You can’t be serious?
I’m not doing a McEnroe on you here!
It is a well known fact among many in the pharmaceutical industry that generic versions of medicines are not always the same as the originally licensed medicine. There are a number of reasons for that (the following is based on US FDA Regulations, but most country or regional regulators are similar).
There are a number of reasons for the differences.
1. The FDA’s definition of bioequivalence is broad
FDA’s definition of bioeqivalence of a generic is surprisingly broad:
A generic’s maximum concentration of active ingredient in the blood must not fall more than 20 percent below or 25 percent above that of the brand name. This means a potential range of 45 percent among generics labeled as being the same.
So, the cheaper alternative does not have to be exactly the same, as people may think.
It does seem a reasonable concession, for a more affordable medicine. to allow some room for manoeuvre. However, this does seem a large margin, and rote acceptance that a generic alternative is as effective as the original may not be in a patient’s best interest.
2. Excipients (non-active ingredients) are not the same
The generic must contain the same active ingredient as the original. But the additional ingredients, known as excipients, can be different and are often of lower quality (the generic company is not allowed to know what excipients the originator used).
Those differences can affect what’s called bioavailability—the amount of drug that could potentially be absorbed into the bloodstream. As the American Heart Association recently noted, ‘Some additives traditionally thought to be inert, such as alcohol sugars, cyclodextrans, and polysorbate-80, may alter a drug’s dissolution, thereby impacting its bioavailability.’ See a paper explaining here.
The FDA standards also do not specifically regulate how quickly the medicine reaches peak concentration in the blood.
That can become a major issue for patients who take generic versions of time-release drugs, which constitute ten percent of the market, according to IMS Health.
The time-release mechanisms for branded drugs are usually protected by separate patents, so generics companies engineer alternative and usually cheaper mechanisms.
That can result in drugs that release active ingredients into the blood far more quickly, leaving patients feeling dizzy or nauseated.

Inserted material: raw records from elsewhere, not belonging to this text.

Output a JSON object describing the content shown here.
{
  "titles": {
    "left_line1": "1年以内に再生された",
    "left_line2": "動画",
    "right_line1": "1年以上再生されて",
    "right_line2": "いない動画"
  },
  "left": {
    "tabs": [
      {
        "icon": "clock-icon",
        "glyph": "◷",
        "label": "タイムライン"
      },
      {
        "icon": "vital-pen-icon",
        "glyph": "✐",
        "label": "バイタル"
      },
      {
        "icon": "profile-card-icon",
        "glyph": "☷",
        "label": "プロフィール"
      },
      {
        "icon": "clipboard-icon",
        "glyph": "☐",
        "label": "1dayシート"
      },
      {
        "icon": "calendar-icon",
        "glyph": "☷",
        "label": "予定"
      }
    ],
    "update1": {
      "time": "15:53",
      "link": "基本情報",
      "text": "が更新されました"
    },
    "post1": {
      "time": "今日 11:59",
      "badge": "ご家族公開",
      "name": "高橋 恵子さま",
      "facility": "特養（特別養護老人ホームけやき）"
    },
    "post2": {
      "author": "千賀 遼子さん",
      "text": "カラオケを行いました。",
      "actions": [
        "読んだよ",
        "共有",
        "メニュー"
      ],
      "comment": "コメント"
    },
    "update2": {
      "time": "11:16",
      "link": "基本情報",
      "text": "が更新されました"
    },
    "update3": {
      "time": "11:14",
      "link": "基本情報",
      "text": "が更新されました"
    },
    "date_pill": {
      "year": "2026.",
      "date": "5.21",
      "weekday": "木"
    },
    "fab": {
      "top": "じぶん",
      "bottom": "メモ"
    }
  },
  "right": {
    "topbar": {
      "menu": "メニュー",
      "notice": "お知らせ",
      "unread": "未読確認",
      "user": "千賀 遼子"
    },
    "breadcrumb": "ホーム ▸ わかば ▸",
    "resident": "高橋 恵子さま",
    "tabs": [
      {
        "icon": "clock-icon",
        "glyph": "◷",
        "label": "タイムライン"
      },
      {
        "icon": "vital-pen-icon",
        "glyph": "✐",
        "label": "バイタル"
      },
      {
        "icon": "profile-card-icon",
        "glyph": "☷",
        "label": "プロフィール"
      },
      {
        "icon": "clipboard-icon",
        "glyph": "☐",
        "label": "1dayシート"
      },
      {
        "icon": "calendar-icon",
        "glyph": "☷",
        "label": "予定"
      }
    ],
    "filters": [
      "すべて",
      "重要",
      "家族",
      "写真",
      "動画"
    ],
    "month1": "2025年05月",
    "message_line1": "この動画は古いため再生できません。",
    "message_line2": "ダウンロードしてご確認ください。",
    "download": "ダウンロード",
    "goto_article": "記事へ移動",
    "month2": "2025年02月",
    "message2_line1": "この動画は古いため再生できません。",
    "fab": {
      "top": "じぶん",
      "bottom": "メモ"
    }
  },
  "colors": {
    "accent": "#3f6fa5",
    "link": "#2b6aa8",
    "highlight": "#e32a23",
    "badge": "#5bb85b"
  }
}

The example here, from a random internet search Two Generic Versions of ADHD Drug Not as Effective: FDA, highlights how two generic versions of a drug were not the same as the original.
3. Manufacturing is not always up to scratch
There is also further evidence from FiercePharma’s web report titled ‘FDA Quietly Testing Some Drugs Generic Equivalency’ https://www.fiercepharma.com/sales-and-marketing/fda-quietly-testing-some-drugs-for-generic-equivalency which reveals:
An independent study of generic versions of Pfizer’s cholesterol-lowering drug “Lipitor” done by Preston Mason at Brigham & Women’s Hospital, found some of the generics were ineffective because of impurities resulting from the manufacturing.